If you put in many years of hard work at top academic institutions and ended up becoming the world’s leading expert at predicting the weather two months in advance, who do you think is the best employer to monetize your skills? Oh the answer is pretty much always “an enormous multi-strategy hedge fund.” The Financial Times reports:
In 2018 Ken Griffin’s Citadel hired a group of scientists and analysts whose weather forecasts were more accurate than those of most meteorological offices. …
Griffin and his senior team are attracted [to commodities] by the size of the asset class, its low correlation with other markets and its complexity. In gas, supply can be mapped and analysed by his large teams of researchers while the many gas hubs across the US and beyond offer numerous prices that can be traded.
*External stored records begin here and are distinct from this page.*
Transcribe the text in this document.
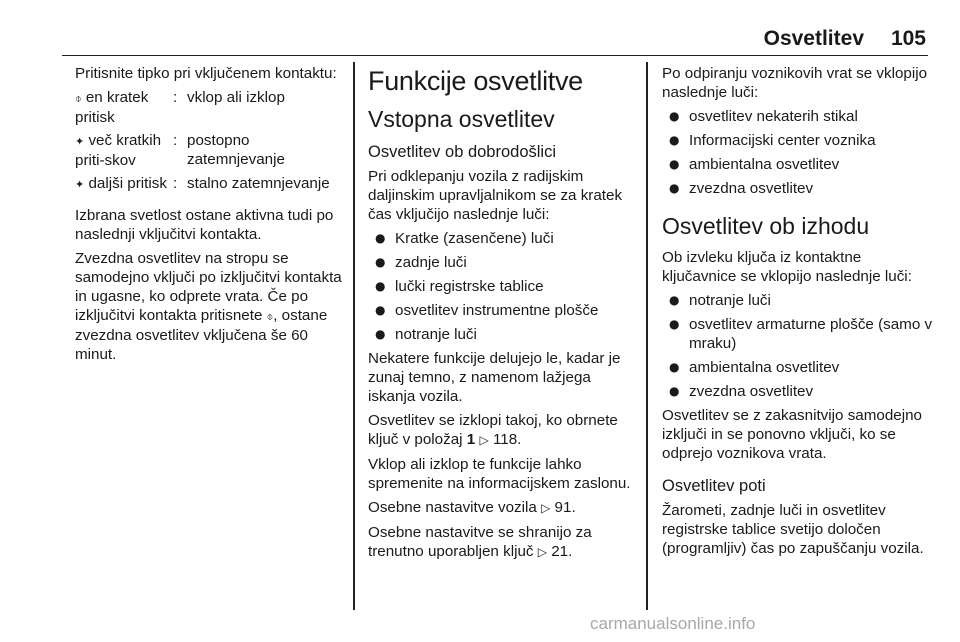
Osvetlitev 105

Pritisnite tipko pri vključenem kontaktu:

⌽ en kratek pritisk
: vklop ali izklop
✦ več kratkih priti-skov
: postopno zatemnjevanje
✦ daljši pritisk : stalno zatemnjevanje

Izbrana svetlost ostane aktivna tudi po naslednji vključitvi kontakta.

Zvezdna osvetlitev na stropu se samodejno vključi po izključitvi kontakta in ugasne, ko odprete vrata. Če po izključitvi kontakta pritisnete ⌽, ostane zvezdna osvetlitev vključena še 60 minut.

Funkcije osvetlitve
Vstopna osvetlitev
Osvetlitev ob dobrodošlici

Pri odklepanju vozila z radijskim daljinskim upravljalnikom se za kratek čas vključijo naslednje luči:

● Kratke (zasenčene) luči
● zadnje luči
● lučki registrske tablice
● osvetlitev instrumentne plošče
● notranje luči

Nekatere funkcije delujejo le, kadar je zunaj temno, z namenom lažjega iskanja vozila.

Osvetlitev se izklopi takoj, ko obrnete ključ v položaj 1 ▷ 118.

Vklop ali izklop te funkcije lahko spremenite na informacijskem zaslonu.

Osebne nastavitve vozila ▷ 91.

Osebne nastavitve se shranijo za trenutno uporabljen ključ ▷ 21.

Po odpiranju voznikovih vrat se vklopijo naslednje luči:

● osvetlitev nekaterih stikal
● Informacijski center voznika
● ambientalna osvetlitev
● zvezdna osvetlitev
Osvetlitev ob izhodu

Ob izvleku ključa iz kontaktne ključavnice se vklopijo naslednje luči:

● notranje luči
● osvetlitev armaturne plošče (samo v mraku)
● ambientalna osvetlitev
● zvezdna osvetlitev

Osvetlitev se z zakasnitvijo samodejno izključi in se ponovno vključi, ko se odprejo voznikova vrata.

Osvetlitev poti

Žarometi, zadnje luči in osvetlitev registrske tablice svetijo določen (programljiv) čas po zapuščanju vozila.

carmanualsonline.info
Forecasting demand is much harder. Weather heavily influences usage, which is higher during hot summers because of air conditioners and in cold winters as homes are heated.
This is where Citadel is seen as having a key advantage, with its traders fed information by a weather team that uses supercomputers to run forecasts and includes specialists in areas such as thunderstorm and tropical cyclone prediction. Much of the team is based in London — well placed to capitalise on volatile European gas and power prices.
It has been bolstered in recent years with hires out of academia. Head of weather Nicholas Klingaman, formerly at the UK’s National Centre for Atmospheric Science, specialises in “sub-seasonal” forecasts. Such predictions, typically for up to two months ahead, are far more difficult than shorter-term forecasts and highly lucrative if accurate.
I feel like this could be a good perk of working at Citadel? Like if you are planning a ski trip or a beach vacation two months from now, call up the natural gas desk and they’ll tell you what the weather will be like? Citadel’s biggest weather-related move in recent years was probably moving its headquarters from Chicago to Miami, and you probably didn’t need an advanced degree in meteorology to know that that would be an improvement, but still.
It is always sort of a mixed bag, when investment firms are the highest bidder for this sort of useful-in-real-life talent and knowledge. On the one hand, wouldn’t it be nice if your phone’s weather app was super-accurate two months out? Or if farmers, utilities, etc. had this forecasting ability, instead of a hedge fund? On the other hand, I suppose the farmers, utilities, etc. get the information indirectly, in the form of price signals. And the hedge-fund bid for meteorological knowledge probably makes meteorology a more lucrative field, which leads to more and better meteorologists, which trickles down to the rest of us?